The lawyer for the New York-based website says Gawker has a right to address uncomfortable subjects, reject spin by celebrities and tell the truth.
Gawker's reporter, A.J. Daulerio, posted the video to accompany a story about how celebrity sex tapes fascinate the public - while being lackluster.
"Celebrity sex is incredibly dull," Gawker attorney Michael Berry said.
Berry said Gawker didn't make money off the post. Advertisers don't post ads on Gawker's items that are labeled "NSFW," or "not safe for work."
Berry also said news of the tape, including screen shots, was on other gossip sites before Gawker published the video.
He added that Gawker founder Denton "wants people to know the truth. The simple unvarnished truth."
The trial is expected to last three weeks.
Hogan attained pro wrestling stardom in the 1980s and 1990s, winning multiple championships. He also became a celebrity outside his "Hulkamania" fan base, appearing in numerous movies and television shows, including a reality show about his life on VH1, "Hogan Knows Best."
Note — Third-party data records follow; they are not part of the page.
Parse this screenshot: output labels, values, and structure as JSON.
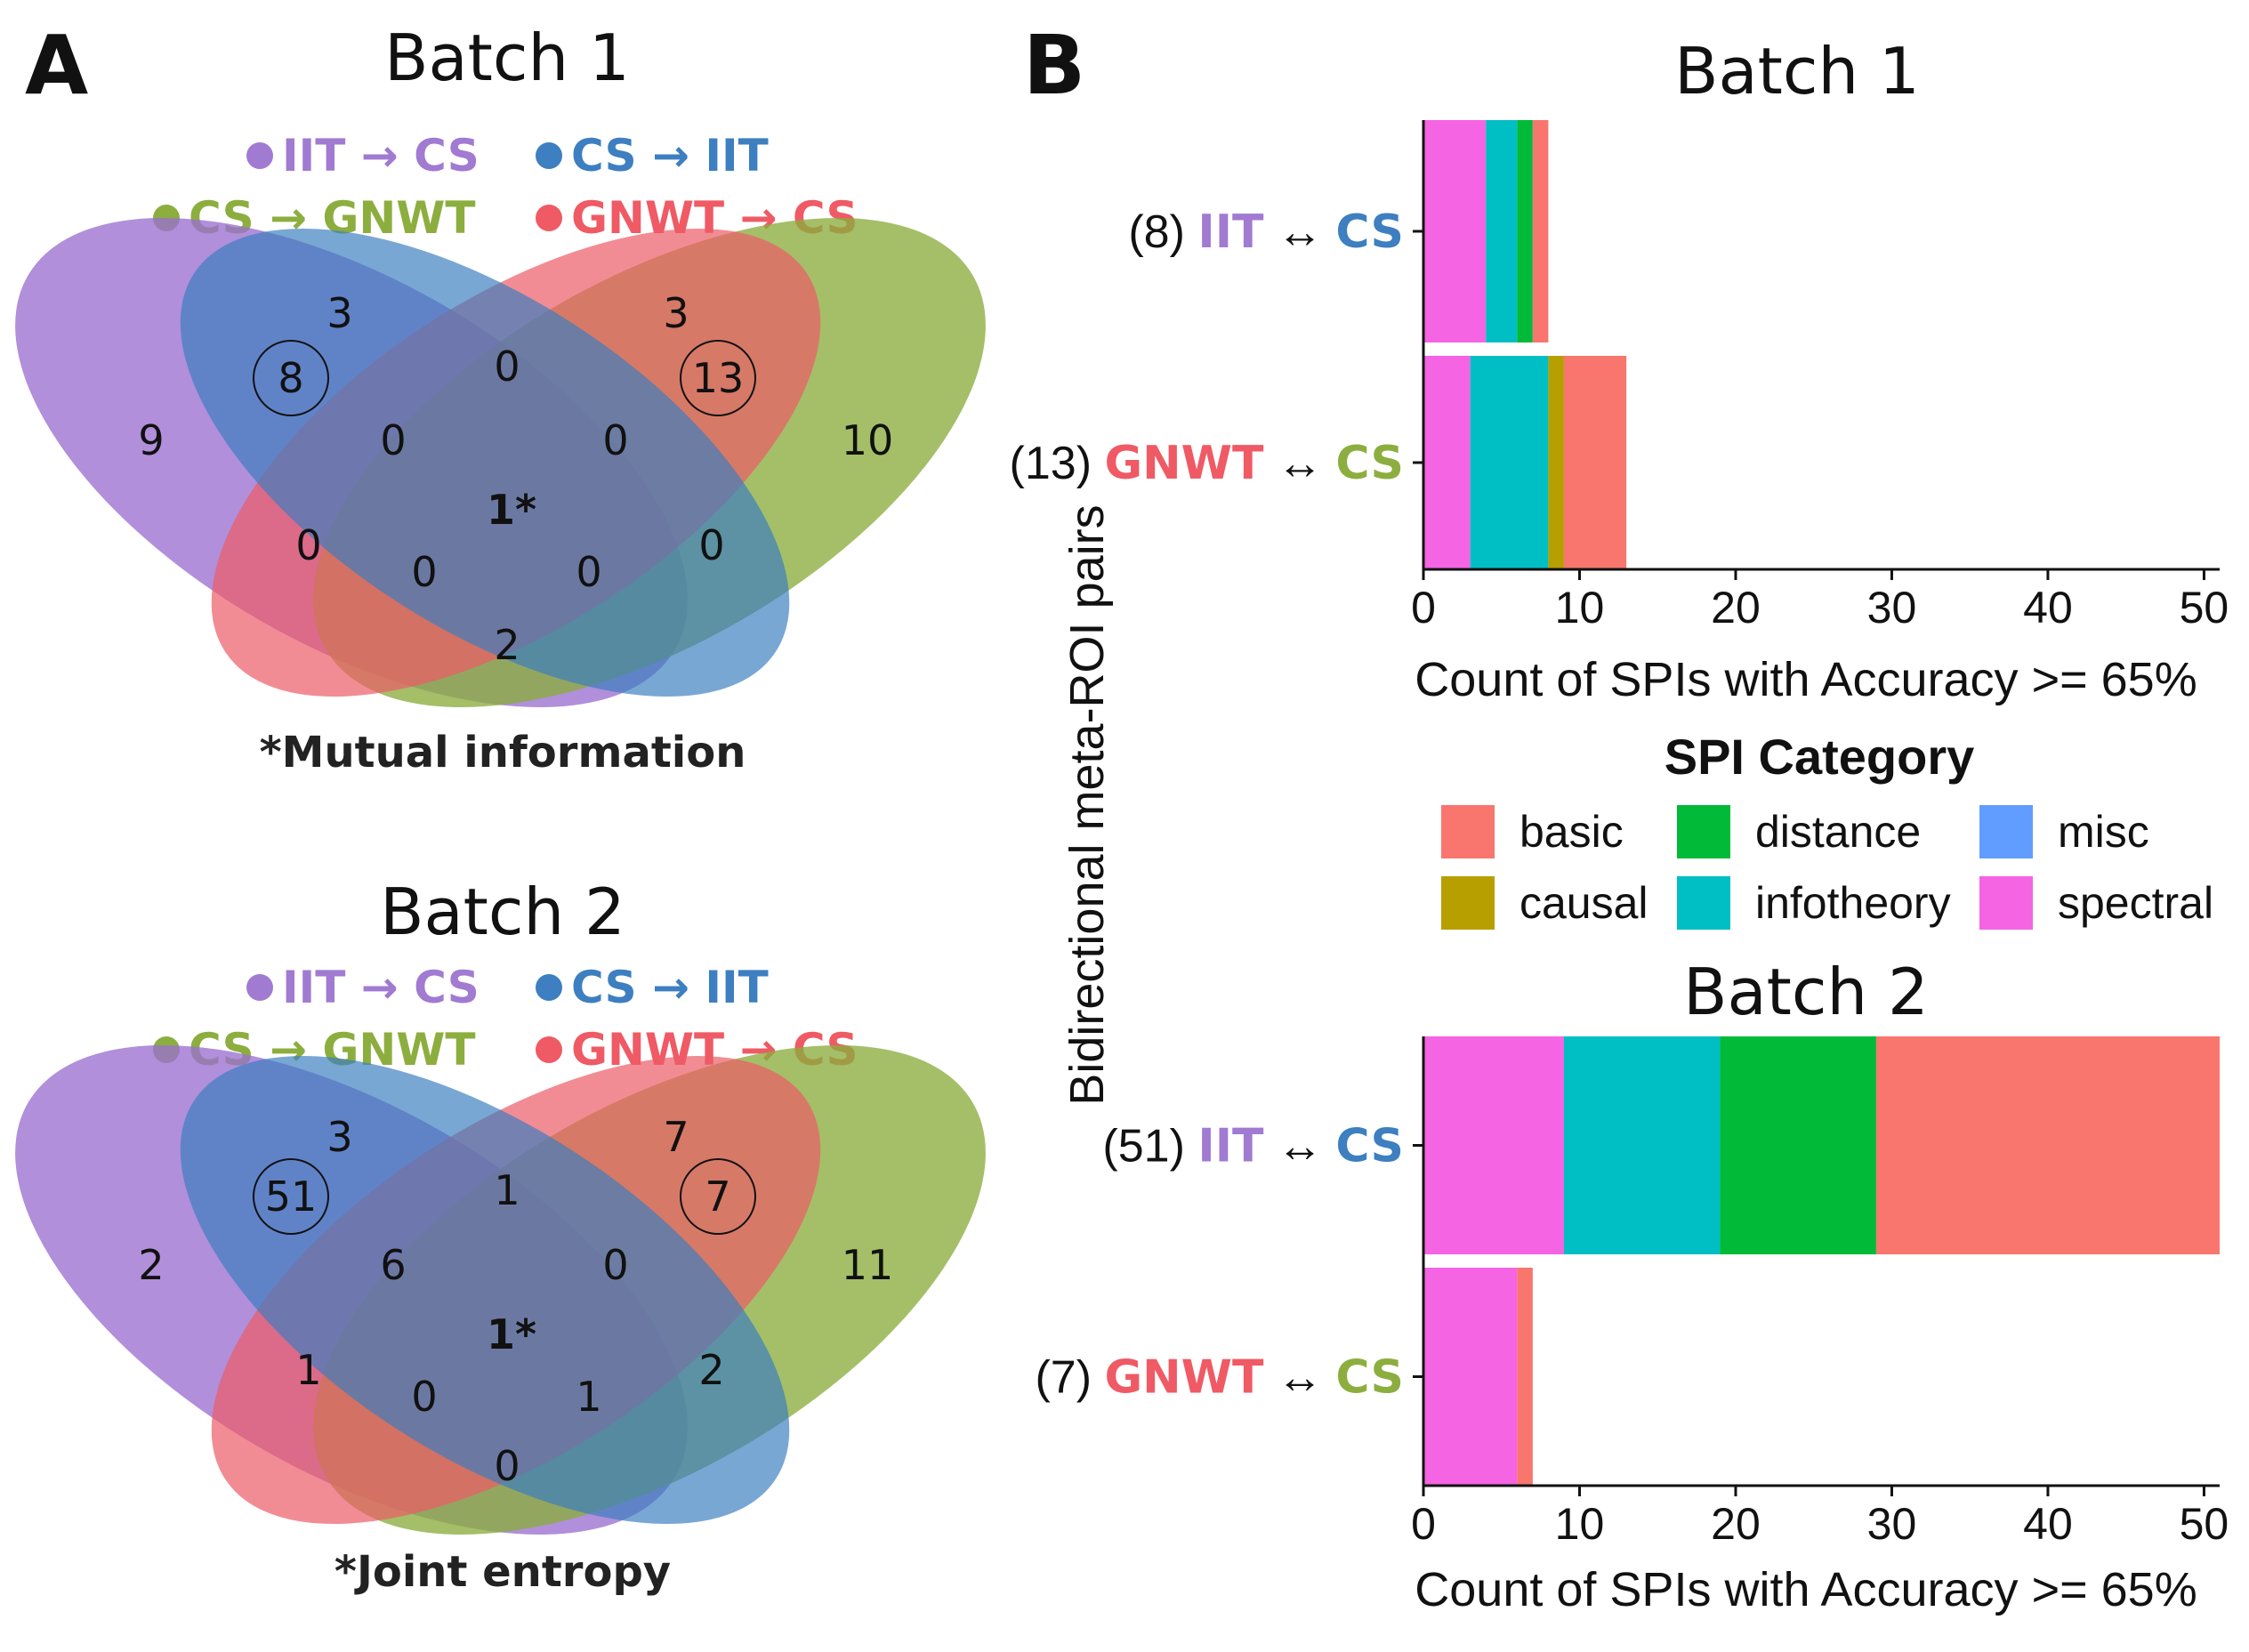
{
  "panel_labels": {
    "a": "A",
    "b": "B"
  },
  "colors": {
    "iit": "#9b6fcf",
    "cs_blue": "#3a7ebf",
    "cs_green": "#8aad3d",
    "gnwt": "#ec5b67"
  },
  "venn": [
    {
      "title": "Batch 1",
      "legend": [
        {
          "from": "IIT",
          "to": "CS",
          "arrow": "→",
          "color": "#a17ad1"
        },
        {
          "from": "CS",
          "to": "IIT",
          "arrow": "→",
          "color": "#3d7fc0"
        },
        {
          "from": "CS",
          "to": "GNWT",
          "arrow": "→",
          "color": "#8cae3f"
        },
        {
          "from": "GNWT",
          "to": "CS",
          "arrow": "→",
          "color": "#ef5a65"
        }
      ],
      "counts": {
        "iit_only": "9",
        "blue_only": "3",
        "red_only": "3",
        "green_only": "10",
        "iit_blue": "8",
        "red_green": "13",
        "blue_red": "0",
        "iit_blue_red": "0",
        "blue_red_green": "0",
        "iit_red": "0",
        "blue_green": "0",
        "iit_red_green": "0",
        "iit_blue_green": "0",
        "iit_green": "2",
        "all": "1*"
      },
      "footnote": "*Mutual information"
    },
    {
      "title": "Batch 2",
      "legend": [
        {
          "from": "IIT",
          "to": "CS",
          "arrow": "→",
          "color": "#a17ad1"
        },
        {
          "from": "CS",
          "to": "IIT",
          "arrow": "→",
          "color": "#3d7fc0"
        },
        {
          "from": "CS",
          "to": "GNWT",
          "arrow": "→",
          "color": "#8cae3f"
        },
        {
          "from": "GNWT",
          "to": "CS",
          "arrow": "→",
          "color": "#ef5a65"
        }
      ],
      "counts": {
        "iit_only": "2",
        "blue_only": "3",
        "red_only": "7",
        "green_only": "11",
        "iit_blue": "51",
        "red_green": "7",
        "blue_red": "1",
        "iit_blue_red": "6",
        "blue_red_green": "0",
        "iit_red": "1",
        "blue_green": "2",
        "iit_red_green": "0",
        "iit_blue_green": "1",
        "iit_green": "0",
        "all": "1*"
      },
      "footnote": "*Joint entropy"
    }
  ],
  "shared_ylabel": "Bidirectional meta-ROI pairs",
  "legend_title": "SPI Category",
  "category_colors": {
    "basic": "#f8766d",
    "causal": "#b79f00",
    "distance": "#00ba38",
    "infotheory": "#00bfc4",
    "misc": "#619cff",
    "spectral": "#f564e3"
  },
  "legend_items": [
    "basic",
    "distance",
    "misc",
    "causal",
    "infotheory",
    "spectral"
  ],
  "chart_data": [
    {
      "type": "bar",
      "orientation": "horizontal",
      "stacked": true,
      "title": "Batch 1",
      "xlabel": "Count of SPIs with Accuracy >= 65%",
      "xlim": [
        0,
        51
      ],
      "xticks": [
        0,
        10,
        20,
        30,
        40,
        50
      ],
      "categories": [
        {
          "count": "(8)",
          "left": "IIT",
          "left_color": "#a17ad1",
          "arrow": "↔",
          "right": "CS",
          "right_color": "#3d7fc0"
        },
        {
          "count": "(13)",
          "left": "GNWT",
          "left_color": "#ef5a65",
          "arrow": "↔",
          "right": "CS",
          "right_color": "#8cae3f"
        }
      ],
      "series": [
        {
          "name": "spectral",
          "values": [
            4,
            3
          ]
        },
        {
          "name": "infotheory",
          "values": [
            2,
            5
          ]
        },
        {
          "name": "distance",
          "values": [
            1,
            0
          ]
        },
        {
          "name": "causal",
          "values": [
            0,
            1
          ]
        },
        {
          "name": "basic",
          "values": [
            1,
            4
          ]
        }
      ]
    },
    {
      "type": "bar",
      "orientation": "horizontal",
      "stacked": true,
      "title": "Batch 2",
      "xlabel": "Count of SPIs with Accuracy >= 65%",
      "xlim": [
        0,
        51
      ],
      "xticks": [
        0,
        10,
        20,
        30,
        40,
        50
      ],
      "categories": [
        {
          "count": "(51)",
          "left": "IIT",
          "left_color": "#a17ad1",
          "arrow": "↔",
          "right": "CS",
          "right_color": "#3d7fc0"
        },
        {
          "count": "(7)",
          "left": "GNWT",
          "left_color": "#ef5a65",
          "arrow": "↔",
          "right": "CS",
          "right_color": "#8cae3f"
        }
      ],
      "series": [
        {
          "name": "spectral",
          "values": [
            9,
            6
          ]
        },
        {
          "name": "infotheory",
          "values": [
            10,
            0
          ]
        },
        {
          "name": "distance",
          "values": [
            10,
            0
          ]
        },
        {
          "name": "causal",
          "values": [
            0,
            0
          ]
        },
        {
          "name": "basic",
          "values": [
            22,
            1
          ]
        }
      ]
    }
  ]
}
At times during the trial, Hogan's testimony seemed like he was schooling the jury on wrestling history, telling them of being poor, sleeping in his car while performing in small-town matches across the South, and finally getting his break when he was asked to appear in the Rocky III movie.
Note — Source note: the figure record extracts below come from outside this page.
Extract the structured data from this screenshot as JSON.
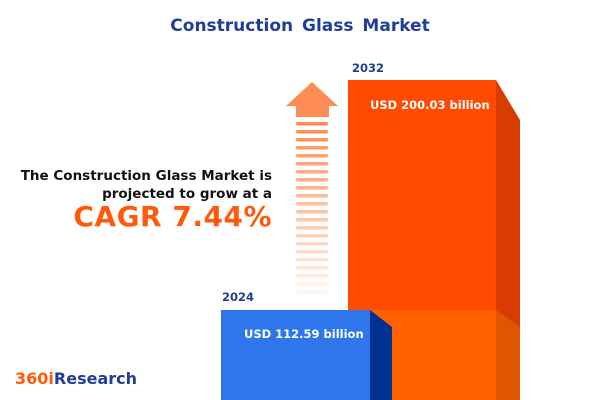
{
  "title": "Construction Glass Market",
  "lead_line1": "The Construction Glass Market is",
  "lead_line2": "projected to grow at a",
  "cagr_text": "CAGR 7.44%",
  "logo": {
    "part1": "360i",
    "part2": "Research"
  },
  "chart_data": {
    "type": "bar",
    "categories": [
      "2024",
      "2032"
    ],
    "values": [
      112.59,
      200.03
    ],
    "value_labels": [
      "USD 112.59 billion",
      "USD 200.03 billion"
    ],
    "unit": "USD billion",
    "cagr": 7.44,
    "colors": {
      "2024": "#2f76ec",
      "2032": "#ff4a00",
      "arrow": "#ff8c55",
      "title": "#1f3d99",
      "accent": "#ff5a0a"
    }
  }
}
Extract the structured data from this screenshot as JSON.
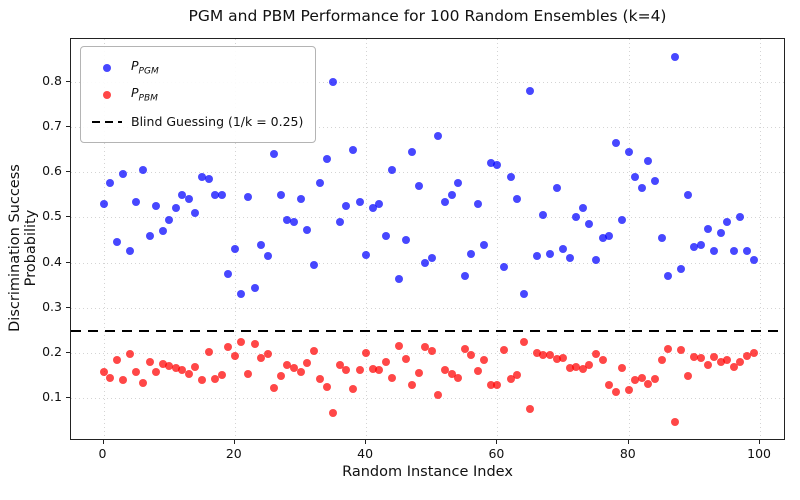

During cross-examination, an attorney for Gawker questioned Hogan about inconsistencies in his testimony and media interviews. Hogan testified that he didn't watch the video when he discovered its existence; during a media interview he said he did. And Hogan said he didn't know he was being videoed when he had sex with Heather Clem. But in media interviews in 2012, Hogan said he asked Bubba Clem if he was being filmed.
Hogan, whose real name is Terry Bollea, chalked up the inconsistencies to being shell-shocked by the tape and because he routinely put himself in his wrestling character.
"I was probably in the Hulk Hogan mode," Hogan said. "It gives you artistic ability, to be a character."